We Take a Listen to the new ‘rock opera’ Weakened At The Asylum from Midwest Soul Xchange, and with it we’re transported to a world that you can’t help but be taken in by.
Sometimes when people hear the words ‘rock opera’, they don’t know what to expect. And when you hear that Midwest Soul Xchange have attempted this very idea based around the Flint, Michigan water crisis, I doubt you’d have any clearer of an idea. Weakened At The Asylum follows the lives of several fictional characters as they attempt to ride their way through the tragedy, and no matter how strange this idea sounds to you, you’d be missing out of you didn’t give this record a try. The song’s values, sounds and ideas create a colourful and playful approach to the record that’s never boring and always trying something new.
Overture: The Story Unfolds sets the scene for the record that ensues. Straight away you get that late Beatles vibe – it’s extremely pretty with rolling instrumentals and layered vocals. Nate and Ryan take their time in this track to explain the premise of the album, cleverly speaking over the track in a way that movies or plays do, and allowing the listener to settle into the upcoming tracks and stories.
Fifteen Parts begins with ominous tones as vocals dance around the track’s pleasant and never predictable melody. Nate and Ryan have a penchant for changing up the feel and sound of a song from nowhere, and the chorus to this track is the perfect example as it ups the tempo and adds in other instrumentation to great effect.
The Loser Illusion reminds of Radiohead meets the fab four, and just as inventive. The story continues and once again it has these sad connotations that ride along with the source material, inviting the listener into the world of Flint with its heavy questions: “Have you lost a lot along the way, what have you become?”.
Molehill Mountain’s Simon and Garfunkel style vocals stroll along nicely against a country style ballad that’s uplifting, whereas Strangely Exciting’s guitar strings hit you right in the heart; if you’ve listened to Beck’s Morning Phase album, you’d be on the right track. The band manage to create a big sound that’s larger than you realise at first, and the amount of layers makes it a true ‘big band’ mentality that helps push along the story and messages hidden throughout the lyrics.
The Stand steps on the pedal and ups the rock for a track thats high on adrenaline and melody as it bellows out “This is why we fill the streets, make a stand”. It’s a protest track and a calling to arms, not just for the morals and water crisis the album is based on, but for anyone that’s fighting for any kind of cause.

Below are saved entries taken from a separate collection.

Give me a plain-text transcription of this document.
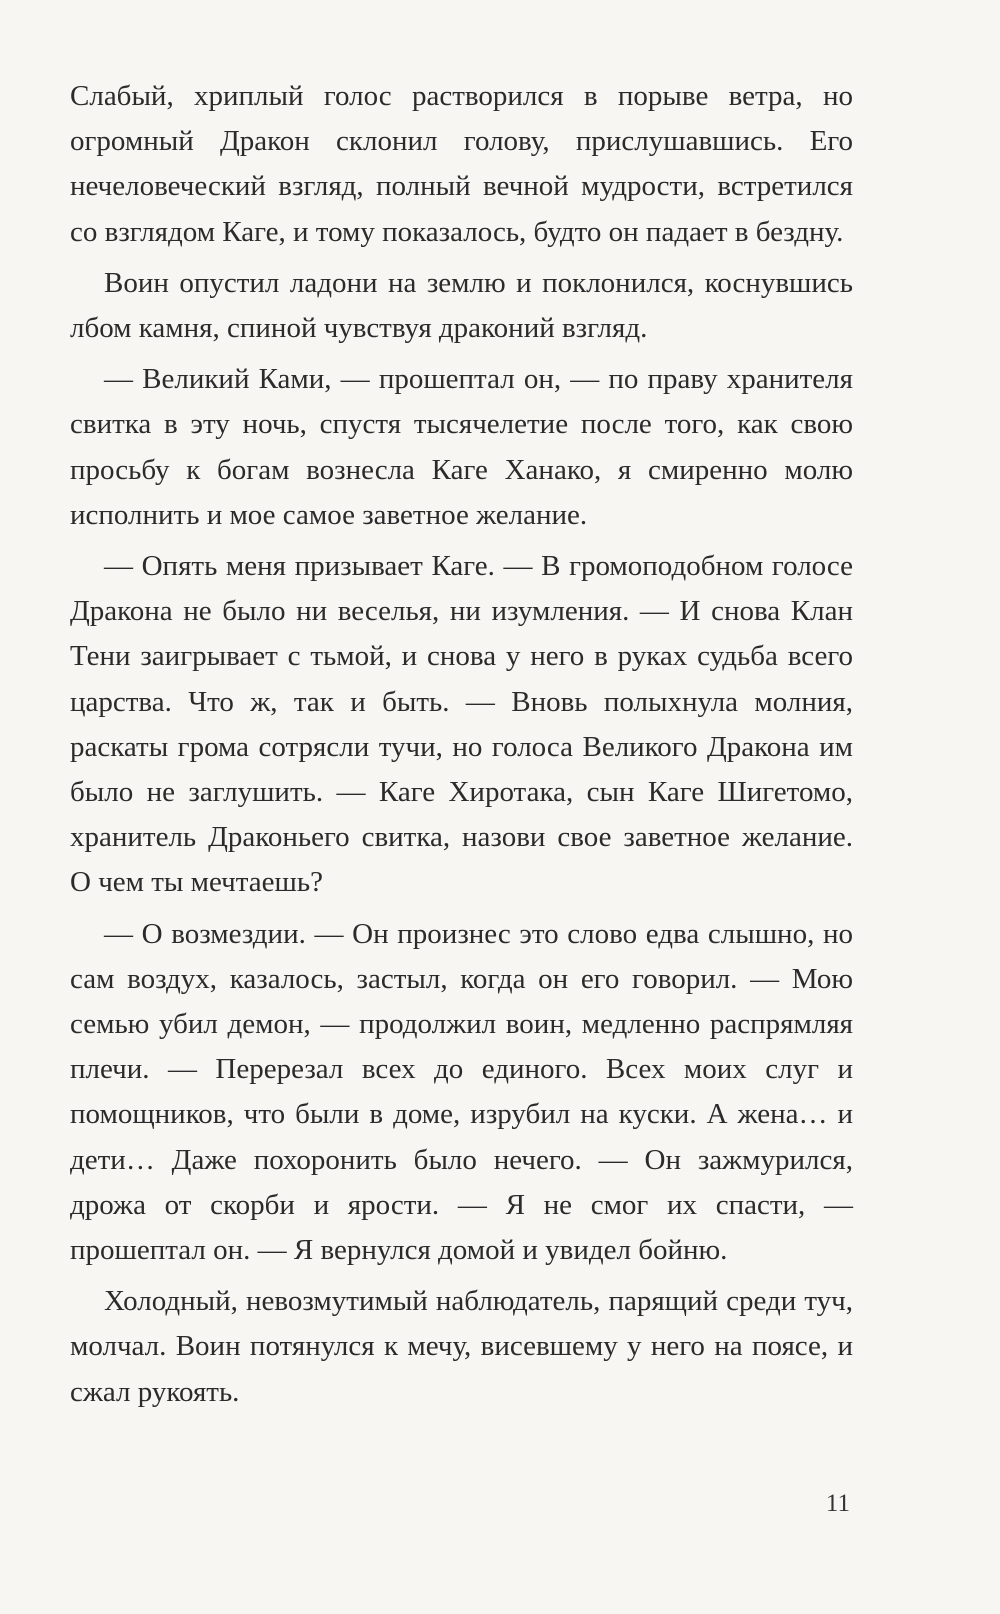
Слабый, хриплый голос растворился в порыве ветра, но огромный Дракон склонил голову, прислушавшись. Его нечеловеческий взгляд, полный вечной мудрости, встретился со взглядом Каге, и тому показалось, будто он падает в бездну.

Воин опустил ладони на землю и поклонился, коснувшись лбом камня, спиной чувствуя драконий взгляд.

— Великий Ками, — прошептал он, — по праву хранителя свитка в эту ночь, спустя тысячелетие после того, как свою просьбу к богам вознесла Каге Ханако, я смиренно молю исполнить и мое самое заветное желание.

— Опять меня призывает Каге. — В громоподобном голосе Дракона не было ни веселья, ни изумления. — И снова Клан Тени заигрывает с тьмой, и снова у него в руках судьба всего царства. Что ж, так и быть. — Вновь полыхнула молния, раскаты грома сотрясли тучи, но голоса Великого Дракона им было не заглушить. — Каге Хиротака, сын Каге Шигетомо, хранитель Драконьего свитка, назови свое заветное желание. О чем ты мечтаешь?

— О возмездии. — Он произнес это слово едва слышно, но сам воздух, казалось, застыл, когда он его говорил. — Мою семью убил демон, — продолжил воин, медленно распрямляя плечи. — Перерезал всех до единого. Всех моих слуг и помощников, что были в доме, изрубил на куски. А жена… и дети… Даже похоронить было нечего. — Он зажмурился, дрожа от скорби и ярости. — Я не смог их спасти, — прошептал он. — Я вернулся домой и увидел бойню.

Холодный, невозмутимый наблюдатель, парящий среди туч, молчал. Воин потянулся к мечу, висевшему у него на поясе, и сжал рукоять.

11
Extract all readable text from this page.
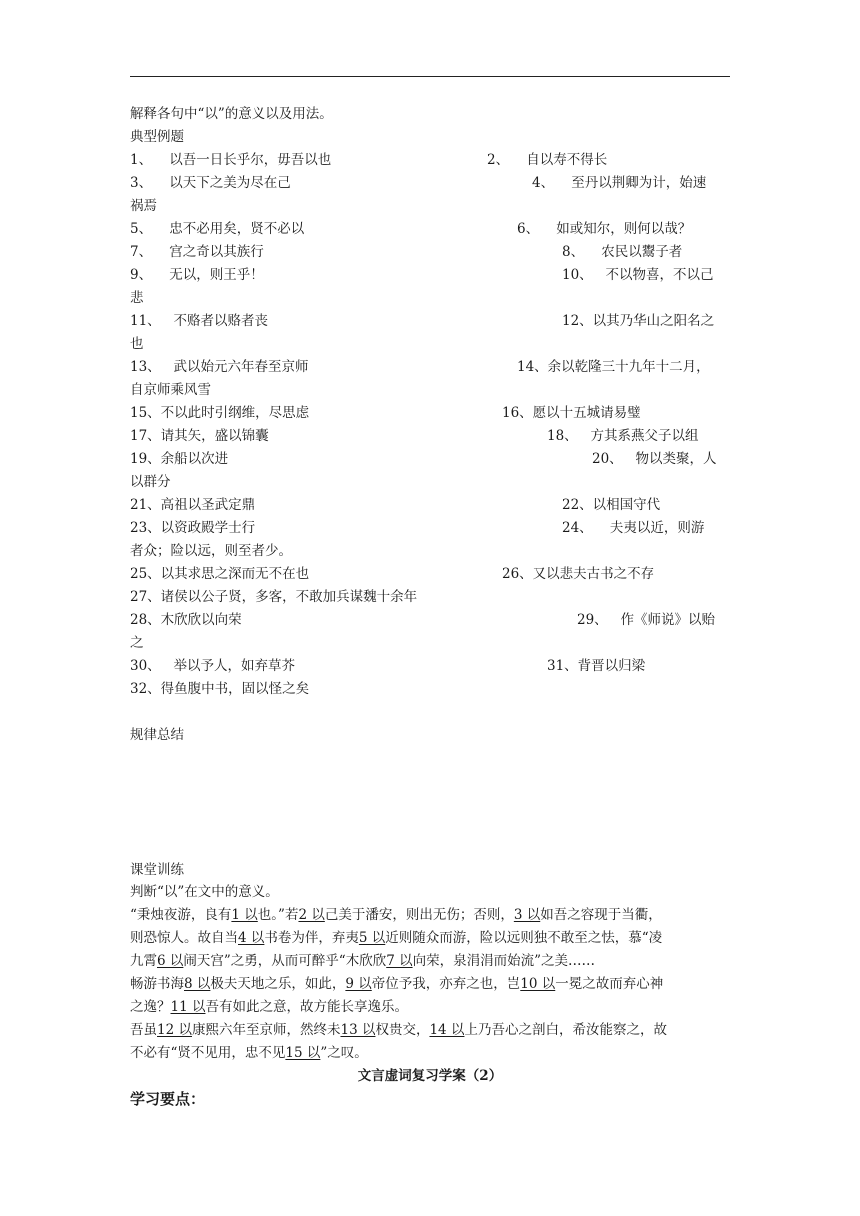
解释各句中“以”的意义以及用法。
典型例题
1、    以吾一日长乎尔，毋吾以也	2、    自以寿不得长
3、    以天下之美为尽在己	4、    至丹以荆卿为计，始速
祸焉
5、    忠不必用矣，贤不必以	6、    如或知尔，则何以哉？
7、    宫之奇以其族行	8、    农民以鬻子者
9、    无以，则王乎！	10、   不以物喜，不以己
悲
11、   不赂者以赂者丧	12、以其乃华山之阳名之
也
13、   武以始元六年春至京师	14、余以乾隆三十九年十二月，
自京师乘风雪
15、不以此时引纲维，尽思虑	16、愿以十五城请易璧
17、请其矢，盛以锦囊	18、   方其系燕父子以组
19、余船以次进	20、   物以类聚，人
以群分
21、高祖以圣武定鼎	22、以相国守代
23、以资政殿学士行	24、    夫夷以近，则游
者众；险以远，则至者少。
25、以其求思之深而无不在也	26、又以悲夫古书之不存
27、诸侯以公子贤，多客，不敢加兵谋魏十余年
28、木欣欣以向荣	29、   作《师说》以贻
之
30、   举以予人，如弃草芥	31、背晋以归梁
32、得鱼腹中书，固以怪之矣
规律总结
课堂训练
判断“以”在文中的意义。
“秉烛夜游，良有1 以也。”若2 以己美于潘安，则出无伤；否则，3 以如吾之容现于当衢，
则恐惊人。故自当4 以书卷为伴，弃夷5 以近则随众而游，险以远则独不敢至之怯，慕“凌
九霄6 以闹天宫”之勇，从而可醉乎“木欣欣7 以向荣，泉涓涓而始流”之美……
畅游书海8 以极夫天地之乐，如此，9 以帝位予我，亦弃之也，岂10 以一冕之故而弃心神
之逸？11 以吾有如此之意，故方能长享逸乐。
吾虽12 以康熙六年至京师，然终未13 以权贵交，14 以上乃吾心之剖白，希汝能察之，故
不必有“贤不见用，忠不见15 以”之叹。
文言虚词复习学案（2）
学习要点：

Trilogy winds up the rock opera, and takes over 7 minutes to do so in fine fashion. Once again instrumentation and fine ideas run thick and fast, chop and change, and drop in and out until you don’t know where you are. Its an impressive feat to not only keeps everything in check, but also creates strong and impressive lyrics that fit in perfectly, playing hide and seek with your emotions.
For a sheer attempt at a rock opera based around a water crisis, the band gain kudos points. But the’ve not only attempted it, they’ve managed to do it extremely well. The tracks are well structured and straight to the point where necessary, but are also backed up by strong musicianship, fun melodies, and a penchant for trying interesting ideas that work. Midwest Soul Xchange chose a concept that was close to their hearts, and that’s why this is musically and lyrically strong. You can hear how much this album means to them, and because of that, the listener feels it too. Weakened At The Asylum is a great album that not only grabs you by the heart, but is vocally on point, and a joy to listen to.